Der ehemalige Rheinlandmissionar Pater Barnabas Nyakundi Mangera, 48, ist nach über 20 Jahren im 
Ausland in seine Heimat zurückgekehrt. Derzeit ist er als Seelsorger in den Slums von Nairobi tätig. 

Bis vor fast drei Jahren habe ich in Deutschland missionarische Erfahrungen gesammelt und mich seelsorgerisch in die Kirche eingebracht. Nach Abschluss meiner Priesterausbildung an der ordenseigenen theologischen Hochschule in Nigeria, wurde mir Deutschland als der Ort meines Missionseinsatzes zugewiesen. Erst absolvierte ich ab November 2006 einen einjährigen Intensivsprachkurs, danach nahm ich an einem zweijährigen Pastoralkurs in der Diözese Augsburg teil. Der Kurs bestand aus einem theoretischen Teil und
einem Praktikum in einer Pfarrei. Ziel war es, mir die deutsche Art, Kirche zu sein, näherzubringen. Rückblickend kann ich sagen, dass diese Zeit das Grundgerüst für meine missionarischen Aktivitäten in den darauffolgenden Jahren gelegt hat.

Ausgestattet mit den im pastoralen Einführungskurs erworbenen Kenntnissen, Erfahrungen und Fähigkeiten begann ich meine Tätigkeiten in der deutschen Kirche. Zunächst war ich ein Jahr als Schulseelsorger am Heilig-Geist-Gymnasium in Würselen tätig, dann elf Jahre in der Pfarrseelsorge im Bistum Aachen.

In diesen Jahren habe ich versucht, das, was ich in Augsburg gelernt habe, in die Praxis umzusetzen und auch das, was ich in meiner Heimat, in Tansania und Nigeria gelernt habe, behutsam anzuwenden. Dabei habe ich festgestellt, dass es der Kirche in Deutschland oft an einer lebendigen Ausstrahlung fehlt.

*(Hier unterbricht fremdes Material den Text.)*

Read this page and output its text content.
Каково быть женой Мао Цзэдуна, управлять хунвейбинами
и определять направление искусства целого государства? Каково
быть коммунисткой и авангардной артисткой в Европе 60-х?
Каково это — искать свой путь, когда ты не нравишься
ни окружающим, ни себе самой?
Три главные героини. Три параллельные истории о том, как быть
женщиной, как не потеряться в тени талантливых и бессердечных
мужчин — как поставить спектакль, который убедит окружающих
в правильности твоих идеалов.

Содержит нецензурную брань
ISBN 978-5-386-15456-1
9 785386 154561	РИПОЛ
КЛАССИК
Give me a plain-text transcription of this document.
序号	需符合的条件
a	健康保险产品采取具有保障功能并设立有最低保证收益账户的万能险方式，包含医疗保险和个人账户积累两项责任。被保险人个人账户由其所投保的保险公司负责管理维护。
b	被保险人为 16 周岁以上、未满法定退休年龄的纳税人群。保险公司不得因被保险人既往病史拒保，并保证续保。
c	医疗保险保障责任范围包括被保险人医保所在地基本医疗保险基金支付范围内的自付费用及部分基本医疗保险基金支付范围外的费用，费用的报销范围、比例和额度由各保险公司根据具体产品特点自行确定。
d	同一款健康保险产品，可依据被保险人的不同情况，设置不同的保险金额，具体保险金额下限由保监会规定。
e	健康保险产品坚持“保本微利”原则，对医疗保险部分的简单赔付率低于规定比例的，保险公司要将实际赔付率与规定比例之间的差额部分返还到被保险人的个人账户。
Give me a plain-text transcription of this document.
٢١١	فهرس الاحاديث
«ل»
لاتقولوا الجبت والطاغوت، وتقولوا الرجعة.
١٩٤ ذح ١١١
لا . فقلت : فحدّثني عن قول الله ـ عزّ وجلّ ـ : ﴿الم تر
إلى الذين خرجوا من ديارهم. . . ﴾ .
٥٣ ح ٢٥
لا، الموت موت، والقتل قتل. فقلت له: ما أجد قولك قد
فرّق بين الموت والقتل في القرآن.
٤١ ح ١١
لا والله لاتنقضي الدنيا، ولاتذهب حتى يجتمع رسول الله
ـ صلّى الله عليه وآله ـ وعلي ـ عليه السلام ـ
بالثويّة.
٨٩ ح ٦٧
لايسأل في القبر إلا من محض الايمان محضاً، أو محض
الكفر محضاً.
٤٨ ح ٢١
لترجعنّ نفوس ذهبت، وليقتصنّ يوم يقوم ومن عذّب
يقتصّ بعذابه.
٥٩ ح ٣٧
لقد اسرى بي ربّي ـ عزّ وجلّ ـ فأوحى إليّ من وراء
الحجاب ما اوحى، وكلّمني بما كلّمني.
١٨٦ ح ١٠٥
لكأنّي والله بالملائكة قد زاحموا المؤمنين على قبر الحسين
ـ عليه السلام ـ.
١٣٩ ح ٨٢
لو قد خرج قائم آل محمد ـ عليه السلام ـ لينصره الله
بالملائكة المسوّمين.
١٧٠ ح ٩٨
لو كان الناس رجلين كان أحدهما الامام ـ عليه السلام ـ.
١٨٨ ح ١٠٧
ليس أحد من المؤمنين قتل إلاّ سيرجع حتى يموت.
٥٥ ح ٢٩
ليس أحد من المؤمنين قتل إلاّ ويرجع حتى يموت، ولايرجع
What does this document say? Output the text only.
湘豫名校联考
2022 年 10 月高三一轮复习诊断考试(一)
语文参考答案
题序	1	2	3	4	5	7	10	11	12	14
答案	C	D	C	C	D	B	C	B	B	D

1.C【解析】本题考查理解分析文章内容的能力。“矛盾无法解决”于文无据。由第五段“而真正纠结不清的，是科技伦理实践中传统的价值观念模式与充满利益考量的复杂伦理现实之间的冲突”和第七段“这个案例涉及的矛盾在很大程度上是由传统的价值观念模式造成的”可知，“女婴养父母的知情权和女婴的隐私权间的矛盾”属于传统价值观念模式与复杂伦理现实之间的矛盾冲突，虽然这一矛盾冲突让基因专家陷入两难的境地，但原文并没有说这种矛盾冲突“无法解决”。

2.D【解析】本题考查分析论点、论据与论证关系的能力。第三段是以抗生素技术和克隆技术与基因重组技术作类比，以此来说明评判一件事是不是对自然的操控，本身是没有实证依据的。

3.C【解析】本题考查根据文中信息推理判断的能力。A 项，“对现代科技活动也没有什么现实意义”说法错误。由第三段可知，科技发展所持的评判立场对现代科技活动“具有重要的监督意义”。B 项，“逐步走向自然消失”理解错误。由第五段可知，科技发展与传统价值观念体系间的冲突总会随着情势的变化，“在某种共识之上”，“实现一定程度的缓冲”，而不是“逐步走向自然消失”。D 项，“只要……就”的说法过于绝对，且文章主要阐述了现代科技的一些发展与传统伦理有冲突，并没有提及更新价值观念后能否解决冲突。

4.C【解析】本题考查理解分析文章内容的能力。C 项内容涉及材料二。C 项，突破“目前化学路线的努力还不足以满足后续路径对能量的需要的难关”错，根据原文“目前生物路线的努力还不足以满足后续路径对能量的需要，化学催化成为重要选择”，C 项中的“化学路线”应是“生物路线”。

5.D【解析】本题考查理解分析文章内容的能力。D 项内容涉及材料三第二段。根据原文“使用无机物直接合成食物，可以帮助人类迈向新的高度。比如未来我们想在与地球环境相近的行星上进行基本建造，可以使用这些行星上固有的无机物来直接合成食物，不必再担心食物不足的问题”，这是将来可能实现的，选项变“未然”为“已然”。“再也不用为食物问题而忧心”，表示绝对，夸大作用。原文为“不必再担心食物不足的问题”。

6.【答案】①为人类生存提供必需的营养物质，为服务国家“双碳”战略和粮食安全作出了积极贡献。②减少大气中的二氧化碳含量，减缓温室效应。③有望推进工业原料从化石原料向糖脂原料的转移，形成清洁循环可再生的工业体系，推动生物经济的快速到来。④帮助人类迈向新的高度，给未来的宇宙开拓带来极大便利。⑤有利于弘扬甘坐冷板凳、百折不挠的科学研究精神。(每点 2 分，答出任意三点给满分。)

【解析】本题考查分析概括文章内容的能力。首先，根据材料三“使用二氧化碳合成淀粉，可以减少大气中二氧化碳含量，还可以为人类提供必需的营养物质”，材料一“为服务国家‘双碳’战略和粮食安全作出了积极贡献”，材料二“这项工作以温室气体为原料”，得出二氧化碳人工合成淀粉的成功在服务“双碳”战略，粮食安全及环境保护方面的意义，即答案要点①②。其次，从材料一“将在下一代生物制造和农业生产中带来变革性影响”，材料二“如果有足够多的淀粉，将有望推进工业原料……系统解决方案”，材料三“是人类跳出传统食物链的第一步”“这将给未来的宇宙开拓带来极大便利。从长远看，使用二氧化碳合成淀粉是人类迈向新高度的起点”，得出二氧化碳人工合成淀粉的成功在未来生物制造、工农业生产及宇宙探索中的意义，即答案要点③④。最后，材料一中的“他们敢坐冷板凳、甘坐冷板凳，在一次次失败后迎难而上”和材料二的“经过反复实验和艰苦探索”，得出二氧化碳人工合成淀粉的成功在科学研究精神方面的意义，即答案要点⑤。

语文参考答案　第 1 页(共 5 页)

Mit Trommeln Freude entfachen

Die Begegnungen mit verschiedenen Kulturen in Afrika (Tansania und Nigeria) und in Deutschland haben mich in vielerlei Hinsicht bereichert und mir den Blick für andere Sichtweisen geöffnet. Dafür bin ich bis heute sehr
dankbar, denn sie prägen die Art und Weise meines heutigen pastoralen Dienstes.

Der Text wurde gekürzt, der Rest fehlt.